In spite of the accelerating popularity of the new aircraft generation aircraft among airlines worldwide, the ‘classical’ Airbus A320 and Boeing 737 still remain in firm positions across many regions. With approx. 6000 deliveries expected in the near future, the global and regional parts’ demand will be largely concentrated in the ‘classical’ aircraft sector.
Currently the European manufacturer has almost a backlog of 2800 Airbus A320 with Boeing to maintain approx. the same figures for its 737 type of aircraft. But a thorough study unveils that future deliveries will be distributed unevenly around the world. Whilst the North American and the European air companies maintain their dedication to Boeing B737 with more than 1500 of aircraft to be delivered, the Asia/Asia-Pacific region awaits for less than 900 B737s. The overall number of Airbus A320 orders from the Western carriers exceeds the one placed by the Asian-Pacific-based carriers by almost 25%. But the latter, on the other hand, shows much greater interest in the new Boeing 787 and Airbus A350 than the former. However, even though the new generation aircraft are declared to have higher fuel efficiency, they are still unlikely to overtake the Airbus A320 and Boeing 737in the middle-term perspective.

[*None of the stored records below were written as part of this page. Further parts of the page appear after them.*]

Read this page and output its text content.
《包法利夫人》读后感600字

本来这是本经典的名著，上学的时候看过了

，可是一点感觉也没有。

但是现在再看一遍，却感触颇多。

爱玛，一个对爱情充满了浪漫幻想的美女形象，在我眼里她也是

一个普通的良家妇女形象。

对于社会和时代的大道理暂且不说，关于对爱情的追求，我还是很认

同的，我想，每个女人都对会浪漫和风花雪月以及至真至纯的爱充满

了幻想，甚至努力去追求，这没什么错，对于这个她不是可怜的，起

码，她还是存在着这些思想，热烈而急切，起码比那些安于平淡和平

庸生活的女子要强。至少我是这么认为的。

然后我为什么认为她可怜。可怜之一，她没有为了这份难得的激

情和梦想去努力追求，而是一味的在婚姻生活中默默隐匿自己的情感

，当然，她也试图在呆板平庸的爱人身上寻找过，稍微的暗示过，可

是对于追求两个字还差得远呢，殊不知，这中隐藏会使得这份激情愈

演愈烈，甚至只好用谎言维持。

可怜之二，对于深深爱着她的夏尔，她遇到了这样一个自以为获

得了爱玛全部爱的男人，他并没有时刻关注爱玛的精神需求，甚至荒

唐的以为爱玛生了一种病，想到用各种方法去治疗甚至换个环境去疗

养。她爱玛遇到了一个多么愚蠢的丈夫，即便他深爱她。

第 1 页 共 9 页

The MRO industry will naturally follow the recent aircraft business trends. Spare parts for the ‘classical’ aircraft will have the highest demand as long as these aircraft types keep operating. This is preconditioned not only by the quantity of the exploited aircraft, but also by the fact that the new generation aircraft are to require less technical attention than the current generation. The OEMs will maintain their role as the prime source of the aircraft spare parts. But the alternative solution providers (including PMA companies and surplus spares) are playing an increasingly important role every year with approx. $6 billion market share, according to AeroStrategy.
Naturally, the alternative parts supply industry is under rapid development, since Airbus A320 and Boeing 737 have been occupying the leading position in the narrow body market for a considerable period of time. Moreover, used spare parts are more affordable for the increasing number of the low-cost carriers’ fleets. But there is no precise statistics concerning the spare parts demand. Since different airlines operate in diverse regions and destinations, their Airbus A320s and Boeing 737s are subject to distinct operating and weather conditions.
‘The demand for certain parts fluctuates due to seasonal changes. For instance, Video/Audio electronics or even oven systems suffer from much more intense usage during the summer or major holiday seasons. The demand for such parts and systems as air conditioning or landing gear shifts individually from carrier to carrier, depending on the landing strip quality in the airport of destination and the temperature level (and its amplitude) throughout the route map. Hence in order to maintain fleet airworthiness, air companies must keep a wide range of spare parts in their stocks. But even for an airline with a monotype fleet it is a financial burden to launch and manage a large component stock on its own. That is why many airlines outsource the spare parts stocking services to independent companies, which are capable of securing prompt availability of any aircraft component,’ commented the Head of Business Development at FL Technics Spare Parts Paulius Kavaliauskas.
With the head office, main technical facilities and its own stock based in Vilnius, as well as with stocks in Poland and Russia, FL Technics Spare Parts provides a wide range of spare parts solutions which cover sales, exchange and loans, consignment, PBH programs, component pool access, logistics, 24/7 AOG support, etc. The company offers technical support for aircraft spare parts, including aircraft and engine components as well as wheels & brakes, auxiliary power units (APUs), landing gear, in-flight entertainment systems (IFEs) and thrust reversers, structure elements and other parts.